Ian Moyse, Sales Director at Workbooks.com a Cloud CRM vendor, has over 25 years of experience in the IT Sector, with nine of these specializing in security and over 23 years of channel experience Starting as a Systems Programmer at IBM in the mainframe environment, he has held senior positions in both large and smaller organizations including Senior Vice President for EMEA at CA and Managing Director of several UK companies.
For the last 7 years he has been focused on Cloud Computing and has become a thought leader in this arena. Moyse has been keynote speaker at many events and runs one of the largest Channel Groups worldwide on LinkedIn.
He sits on the board of Eurocloud UK and the Governance Board of the Cloud Industry Forum (CIF) and in early 2012 was appointed to the advisory board of SaaSMAX. Moyse was recently awarded global ‘AllBusiness Sales AllStar Award for 2010’ and The ‘European Channel Personality of the Year Award for 2011’ and was named by TalkinCloud as one of the global top 200 cloud channel experts in 2011 and listed on the MSPMentor top 250 list for 2011 which tracks the world’s top managed services experts, entrepreneurs and executives. He has also recently been awarded the accolade of Channelnomics 2011 Influencer of the year for Europe. In early 2012 Ian was the first in the UK to pass the CompTIA Cloud Essentials specialty certification exam and was appointed as a Thought Leader to Compare The Cloud.
Ian is widely published on subjects of Cloud, Internet Security and Channel matters and an author at sites such as CompareTheCloud, Cloud Computing News, Celebrity Dialogue.
About the Beyond Cloud series
Taking a conversational, interactive approach, we pose four broad but critical questions on the issues impacting businesses today to perspectives including Technologists, Strategists, Users, CEOs, Marketers and other Business and Thought Leaders across the sector. Each session begins with positioning our guest, by means of what the Cloud means to their role and their business – either the delivery or use of cloud – including views on the risks and the opportunities. The conversations – each unique but overlapping as a result of the various points of view on offer – then move to the outcomes and the promise of this technology and, from there, where and when regulation and standards should (or shouldn’t) come into play. We close with their views on what this cloud thing really means and where it is might take us, going forward.

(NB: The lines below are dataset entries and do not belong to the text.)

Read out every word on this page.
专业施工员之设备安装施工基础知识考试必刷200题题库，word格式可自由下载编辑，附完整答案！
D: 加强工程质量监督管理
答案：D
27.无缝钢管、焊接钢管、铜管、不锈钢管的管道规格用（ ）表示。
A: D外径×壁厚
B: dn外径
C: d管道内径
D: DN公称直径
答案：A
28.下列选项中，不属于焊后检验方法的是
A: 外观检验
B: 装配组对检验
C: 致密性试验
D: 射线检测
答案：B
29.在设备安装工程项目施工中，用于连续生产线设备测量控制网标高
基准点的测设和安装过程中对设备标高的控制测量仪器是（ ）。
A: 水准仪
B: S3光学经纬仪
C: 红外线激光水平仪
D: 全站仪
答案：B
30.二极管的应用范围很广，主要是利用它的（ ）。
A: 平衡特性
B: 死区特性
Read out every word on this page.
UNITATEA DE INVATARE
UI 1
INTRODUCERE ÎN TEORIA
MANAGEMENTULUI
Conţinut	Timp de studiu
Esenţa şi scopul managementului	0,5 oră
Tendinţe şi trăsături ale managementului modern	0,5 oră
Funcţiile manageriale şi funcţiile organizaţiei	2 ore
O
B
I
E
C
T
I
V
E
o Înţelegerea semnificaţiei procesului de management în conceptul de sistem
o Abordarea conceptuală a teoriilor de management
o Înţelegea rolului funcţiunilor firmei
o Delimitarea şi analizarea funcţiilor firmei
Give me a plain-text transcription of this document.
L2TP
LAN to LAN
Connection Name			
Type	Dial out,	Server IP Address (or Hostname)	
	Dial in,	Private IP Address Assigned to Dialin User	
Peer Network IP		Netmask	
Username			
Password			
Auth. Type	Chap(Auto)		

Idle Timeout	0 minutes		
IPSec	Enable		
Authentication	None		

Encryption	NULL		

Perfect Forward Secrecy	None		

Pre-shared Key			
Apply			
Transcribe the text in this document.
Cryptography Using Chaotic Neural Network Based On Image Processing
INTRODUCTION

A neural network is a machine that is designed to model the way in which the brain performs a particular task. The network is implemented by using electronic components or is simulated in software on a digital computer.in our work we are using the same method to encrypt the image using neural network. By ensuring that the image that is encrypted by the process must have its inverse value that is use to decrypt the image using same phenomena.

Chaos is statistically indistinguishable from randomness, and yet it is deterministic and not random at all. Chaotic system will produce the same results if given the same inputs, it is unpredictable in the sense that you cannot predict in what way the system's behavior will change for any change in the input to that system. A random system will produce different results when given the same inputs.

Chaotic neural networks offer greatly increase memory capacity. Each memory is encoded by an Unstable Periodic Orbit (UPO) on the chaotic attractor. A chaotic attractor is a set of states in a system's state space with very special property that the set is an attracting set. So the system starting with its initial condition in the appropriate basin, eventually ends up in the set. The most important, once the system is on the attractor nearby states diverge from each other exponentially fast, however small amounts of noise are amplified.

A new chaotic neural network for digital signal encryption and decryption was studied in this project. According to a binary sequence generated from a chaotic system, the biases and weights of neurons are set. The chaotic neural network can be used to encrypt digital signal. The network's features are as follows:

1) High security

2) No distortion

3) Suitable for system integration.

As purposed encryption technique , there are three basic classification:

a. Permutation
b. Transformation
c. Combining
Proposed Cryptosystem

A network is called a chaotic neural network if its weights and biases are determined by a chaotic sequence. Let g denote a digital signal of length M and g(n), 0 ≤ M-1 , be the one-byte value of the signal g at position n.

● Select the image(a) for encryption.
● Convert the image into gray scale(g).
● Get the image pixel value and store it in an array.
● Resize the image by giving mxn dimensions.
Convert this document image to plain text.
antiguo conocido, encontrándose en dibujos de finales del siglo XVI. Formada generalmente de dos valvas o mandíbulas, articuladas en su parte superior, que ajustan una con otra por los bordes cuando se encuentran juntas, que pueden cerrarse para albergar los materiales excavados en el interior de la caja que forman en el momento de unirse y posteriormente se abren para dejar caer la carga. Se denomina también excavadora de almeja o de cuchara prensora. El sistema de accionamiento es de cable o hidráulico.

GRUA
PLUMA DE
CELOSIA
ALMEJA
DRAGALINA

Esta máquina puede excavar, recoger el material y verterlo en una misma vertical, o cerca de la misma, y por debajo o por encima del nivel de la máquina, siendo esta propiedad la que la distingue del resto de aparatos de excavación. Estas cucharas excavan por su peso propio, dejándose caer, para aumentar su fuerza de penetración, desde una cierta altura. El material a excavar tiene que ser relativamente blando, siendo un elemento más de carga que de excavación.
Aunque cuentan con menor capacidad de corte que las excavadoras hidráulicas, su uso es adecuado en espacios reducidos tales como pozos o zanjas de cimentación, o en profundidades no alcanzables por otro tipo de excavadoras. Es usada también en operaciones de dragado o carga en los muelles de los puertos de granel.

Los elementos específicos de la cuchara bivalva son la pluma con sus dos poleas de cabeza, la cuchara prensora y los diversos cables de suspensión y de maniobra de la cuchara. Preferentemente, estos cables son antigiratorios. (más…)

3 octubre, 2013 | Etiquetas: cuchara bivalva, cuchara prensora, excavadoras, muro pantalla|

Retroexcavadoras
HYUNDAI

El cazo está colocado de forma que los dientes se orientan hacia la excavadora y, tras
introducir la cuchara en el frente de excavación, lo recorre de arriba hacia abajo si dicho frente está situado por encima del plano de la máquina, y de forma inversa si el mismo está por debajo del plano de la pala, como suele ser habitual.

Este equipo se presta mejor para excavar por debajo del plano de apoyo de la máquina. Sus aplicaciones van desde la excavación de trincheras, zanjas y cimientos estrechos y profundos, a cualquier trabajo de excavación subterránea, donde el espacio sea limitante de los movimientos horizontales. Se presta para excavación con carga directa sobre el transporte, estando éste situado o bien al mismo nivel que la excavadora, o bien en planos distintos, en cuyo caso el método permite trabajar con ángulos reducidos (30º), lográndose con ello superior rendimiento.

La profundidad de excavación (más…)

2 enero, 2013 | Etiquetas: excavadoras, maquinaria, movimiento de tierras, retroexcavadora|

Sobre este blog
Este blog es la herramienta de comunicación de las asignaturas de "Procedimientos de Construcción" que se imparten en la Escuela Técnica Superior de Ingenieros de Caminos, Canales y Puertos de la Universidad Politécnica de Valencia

The nature of our guests and the variety of discussion provides a broad set of insights which in whole or in part promises to deliver some clarity and a framework for understanding of the impact of cloud technology to all audiences. We welcome your comments and feedback.
Produced by IntelligentHQ, hosted by Groupe INSEEC London and presented by Daniel Steeves, Beyond Cloud is a “mostly pitch-free” environment: discussions will necessarily include product and company references but, hopefully, used to illustrate rather than to sell.